A few years ago, my friend Shirley from gfe-gluten free easily, began a series called March Muffin Madness.
Just as I was honored to be able to participate in this event during its inception, I am thrilled to be a part of it again today!
Just as it is with most things, March Muffin Madness has only gotten better with time!
With dozens of prizes available, you’ll be certain to want to visit gluten free easily daily so you won’t miss anything!
Today, I am thrilled to be sharing what has become one of my family’s favorite recipes…our citrus and fruit paleo muffins!
These muffins are not only delicious, they go together quickly and make for an easy addition to any breakfast or brunch spread.
Most people can’t even tell they’re gluten-free muchless grain-free, they just know they’re positively delicious and they’ll want to come back for more!
While I use certified pure essential oils when making these muffins, you can easily mix in citrus zest in their place. Please do not use store bought oils for this or any recipe… if you need help finding oils that would be safe to use in this way, feel free to message me for more information!
Using fresh or frozen fruit make these delightfully light yet filling.
May your family enjoy these as much as we do!
- 1/2c coconut flour
- 1/2 tsp salt
- 1/4 tsp baking soda
- 6 large eggs
- 1/2 c olive oil
- 1/2 c honey
- 1 c fruit/berry of choice (blueberry, cranberry, raspberry)
- 4 drops pure essential oil of choice (wild orange, lemon, lime) or 1 TBS zest (lemon, orange, lime)
- Preheat oven to 350f.
- Using a stand mixer or large mixing bowl, mix together coconut flour, salt and baking soda.
- Add in eggs, olive oil and honey. Mix until fully incorporated and no lumps remain.
- Fold in fruit of choice and either your essential oil of choice* or the citrus zest of your choice.
- Pour batter into lined muffin tins, approximately 1/4 c of batter per muffin.
- Bake at 350f for 20-25 minutes or until golden and firm in the center.
- Serve warm.
- Our favorite combinations are: Cranberry Wild Orange, Blueberry Lemon, Raspberry Lime. We have used this recipe with bananas as well, although they may require longer cooking times. This is a very versatile recipe, so have fun and enjoy!
- *Only use certified pure essential oils in this or any recipe. To learn more about where to buy oils that are safe to use, feel free to message me.
Last, also head over to Gluten Free Easily and enter the giveaway for the daily prizes.

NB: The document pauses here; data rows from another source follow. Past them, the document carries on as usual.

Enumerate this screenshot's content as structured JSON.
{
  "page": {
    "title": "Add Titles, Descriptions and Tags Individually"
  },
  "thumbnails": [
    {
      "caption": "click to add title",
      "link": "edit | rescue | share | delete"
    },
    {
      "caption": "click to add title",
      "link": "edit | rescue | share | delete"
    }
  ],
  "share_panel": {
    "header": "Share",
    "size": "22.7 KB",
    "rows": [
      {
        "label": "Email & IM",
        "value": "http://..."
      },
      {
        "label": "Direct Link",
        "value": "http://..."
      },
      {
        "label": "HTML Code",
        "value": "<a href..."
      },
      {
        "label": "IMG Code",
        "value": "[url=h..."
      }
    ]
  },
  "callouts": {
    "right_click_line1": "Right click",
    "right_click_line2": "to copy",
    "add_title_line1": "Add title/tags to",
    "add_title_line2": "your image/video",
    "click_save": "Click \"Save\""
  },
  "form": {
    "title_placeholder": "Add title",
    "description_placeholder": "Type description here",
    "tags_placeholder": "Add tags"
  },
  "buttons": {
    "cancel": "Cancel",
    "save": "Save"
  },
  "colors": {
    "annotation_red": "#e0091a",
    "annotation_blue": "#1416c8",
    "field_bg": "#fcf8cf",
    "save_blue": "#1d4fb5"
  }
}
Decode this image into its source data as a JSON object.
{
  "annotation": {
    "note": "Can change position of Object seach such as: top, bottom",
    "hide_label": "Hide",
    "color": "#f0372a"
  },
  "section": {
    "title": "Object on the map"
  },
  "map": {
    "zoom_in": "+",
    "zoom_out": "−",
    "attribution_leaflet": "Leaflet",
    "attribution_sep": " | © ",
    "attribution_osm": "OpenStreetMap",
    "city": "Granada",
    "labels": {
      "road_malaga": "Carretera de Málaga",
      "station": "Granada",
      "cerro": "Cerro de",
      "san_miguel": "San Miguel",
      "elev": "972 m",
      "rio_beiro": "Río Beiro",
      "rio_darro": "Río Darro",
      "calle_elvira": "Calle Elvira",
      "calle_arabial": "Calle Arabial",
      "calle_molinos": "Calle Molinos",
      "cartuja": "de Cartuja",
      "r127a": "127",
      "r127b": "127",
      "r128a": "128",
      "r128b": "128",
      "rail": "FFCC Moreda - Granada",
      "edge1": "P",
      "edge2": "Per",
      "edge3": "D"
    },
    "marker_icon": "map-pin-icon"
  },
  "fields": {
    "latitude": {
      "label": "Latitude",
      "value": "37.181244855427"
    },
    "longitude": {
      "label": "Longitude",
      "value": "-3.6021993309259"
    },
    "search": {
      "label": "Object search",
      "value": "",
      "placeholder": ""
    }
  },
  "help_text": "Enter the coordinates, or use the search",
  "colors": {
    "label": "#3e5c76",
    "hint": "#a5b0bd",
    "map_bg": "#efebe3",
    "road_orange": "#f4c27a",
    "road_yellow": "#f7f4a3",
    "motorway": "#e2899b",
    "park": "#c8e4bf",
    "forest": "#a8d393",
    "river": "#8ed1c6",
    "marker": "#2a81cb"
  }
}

There’s a new giveaway every single day during MMM! These giveaways include terrific cookbooks, resource books, subscriptions, and meal plans—ones that have probably been on your “wish list” for a while. There will be over 75 winners in March Muffin Madness, so be sure to enter both the grand prize giveaway and daily giveaway each day so you can be sure that you will be one of the winners!
Can’t wait to try these, they sound delicious!
These look great…I love the option to use essential oils to flavor them!
I love paleo muffins, and while I often combine almond flour and coconut flour, sometimes I prefer to leave the almond out and just use coconut flour like you did in this recipe. It sounds really flavorful with the essential oil or zest.
🙂 Thank you, Lina!!
Mixing flours is very common in paleo/gluten free cooking…these work so well as is, and I like the fact that they’re naturally nut-free making them safe for my kids to bring to school, too.
xoxo
I’m going to make some for Easter Sunday
I hope you loved these!
Hey Sunny–Thanks again for participating in March Muffin Madness with this beautiful and delicious muffin recipe! I’m still marveling at how vibrant these babies look! I love the versatility of these muffins, too. Because I’m such a mood food gal and I bet a lot of other folks are, too. 🙂
Hope you had a fabulous birthday, dear! xoxo,
Shirley
Thank you for inviting me, Shirley! I love participating in your events.